When I started writing this piece, I had just listened for the first time to Jean-Marc Ela's voice (on line) as he pronounced Isaiah's words "Sentinel, what of the night?", in English, at the end of his sermon, almost out of the blue and with no following interpretation. Clearly he considered its relevance to the condition of Africa to be self-evident. Then I remembered the full page obituary I had kept from the January 26th 2009 edition of Le Messager - the Cameroonian Catholic newspaper - that described his remains returning home to Ebolowa from Vancouver. It was by Achille Mbembe, in tones heavy with grief, and entitled "Le veilleur s'en est alle": (The watchman has left us). The text continues: "He who, during half a century, made himself our tireless watchman (veilleur) and who, without respite, exhorted us to rise up and walk, he who had given his life to deciphering the night and discerning the signs of an awakening dawn, is no more." I had come across the article while waiting in a ministry office in Yaoundé and managed to confiscate it. I looked, now, at the astonishing parallel and wondered more deeply about its meaning. I later asked Mbembe to explain the French verbs, with whose resonances I was not familiar: guetter la nuit et scruter l'aube. My Concise Oxford French Dictionary defines guetter as "to watch for; to be on the lookout for; to lie in wait for; to keep an eye on", implying an acute sense of potential dangers. Scruter also implies attentiveness: "to search, to scrutinize, to pry into, to investigate". In his answer, Mbembe extended the literal secular meanings of the watchman's job of deploying all his senses to note the slightest signs of life, to feel how time was passing, to make note of any surprises. And then he added spontaneously: the ‘night' refers also to the occult and its forces, forces whose reality certainly Tabi also would have sensed, for his exorcism ritual. The sentinel; the watchman; le veilleur: they all evoke a particular sensory as well as political attentiveness to a world of many active forces: some deepening the night, others bringing whirlwinds from terrible lands, and others heralding the dawn.

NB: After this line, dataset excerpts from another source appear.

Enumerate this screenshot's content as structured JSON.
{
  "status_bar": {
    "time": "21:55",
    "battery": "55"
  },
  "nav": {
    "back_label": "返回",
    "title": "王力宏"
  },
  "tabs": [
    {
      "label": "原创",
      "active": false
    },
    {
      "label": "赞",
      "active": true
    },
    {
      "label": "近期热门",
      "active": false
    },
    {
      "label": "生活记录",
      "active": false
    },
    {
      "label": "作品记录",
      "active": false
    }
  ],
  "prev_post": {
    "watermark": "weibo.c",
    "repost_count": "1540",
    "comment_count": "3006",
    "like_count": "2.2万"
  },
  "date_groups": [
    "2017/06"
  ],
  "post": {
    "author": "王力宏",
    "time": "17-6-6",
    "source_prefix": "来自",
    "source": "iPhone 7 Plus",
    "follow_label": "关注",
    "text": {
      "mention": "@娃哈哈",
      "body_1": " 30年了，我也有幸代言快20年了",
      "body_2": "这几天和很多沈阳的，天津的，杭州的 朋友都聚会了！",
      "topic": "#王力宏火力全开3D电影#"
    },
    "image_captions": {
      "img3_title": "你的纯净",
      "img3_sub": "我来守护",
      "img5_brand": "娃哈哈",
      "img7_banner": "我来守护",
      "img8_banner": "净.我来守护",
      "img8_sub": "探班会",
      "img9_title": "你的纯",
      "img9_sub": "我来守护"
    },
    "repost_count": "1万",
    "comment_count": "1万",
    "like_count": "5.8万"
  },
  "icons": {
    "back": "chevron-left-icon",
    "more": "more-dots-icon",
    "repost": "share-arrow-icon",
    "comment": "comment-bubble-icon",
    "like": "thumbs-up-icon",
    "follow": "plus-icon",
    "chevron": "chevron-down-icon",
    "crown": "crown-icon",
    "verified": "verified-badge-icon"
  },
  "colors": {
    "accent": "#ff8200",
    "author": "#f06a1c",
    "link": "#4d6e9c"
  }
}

in what kind of self-implication in the world do apparently non-consonant ‘beliefs' become mutually reinforcing and compelling forces for life?

It is only with Jean-Marc Ela's death that I have felt provoked to repose a question that puzzled me over thirty years ago: in what kind of self-implication in the world do apparently non-consonant ‘beliefs' become mutually reinforcing and compelling forces for life? Vigilance of the senses goes deepest in the nature of the watchman, who cultivates the modes of "knowing, doing and being" through which spiritual worlds attain fullness and consonance with each other. Reading Ela's work again, we can try to imagine him at work in his parish. I am very fortunate to have spent time with Isidore Tabi in his village and to have discussed Beti culture with Theodore Tsala. Through them, I can try to bring to an imperative re-acquaintance with Ela's wider work a sense of that generation's grounding of religious ideas and sensibilities in an enduring acuteness to the qualities of the local, the tangible, the evocative phenomenal world.

This piece was first presented as part of a roundtable in commemoration of Jean-Marc Ela at a meeting of the African Studies Association, Nov 22nd, 2009.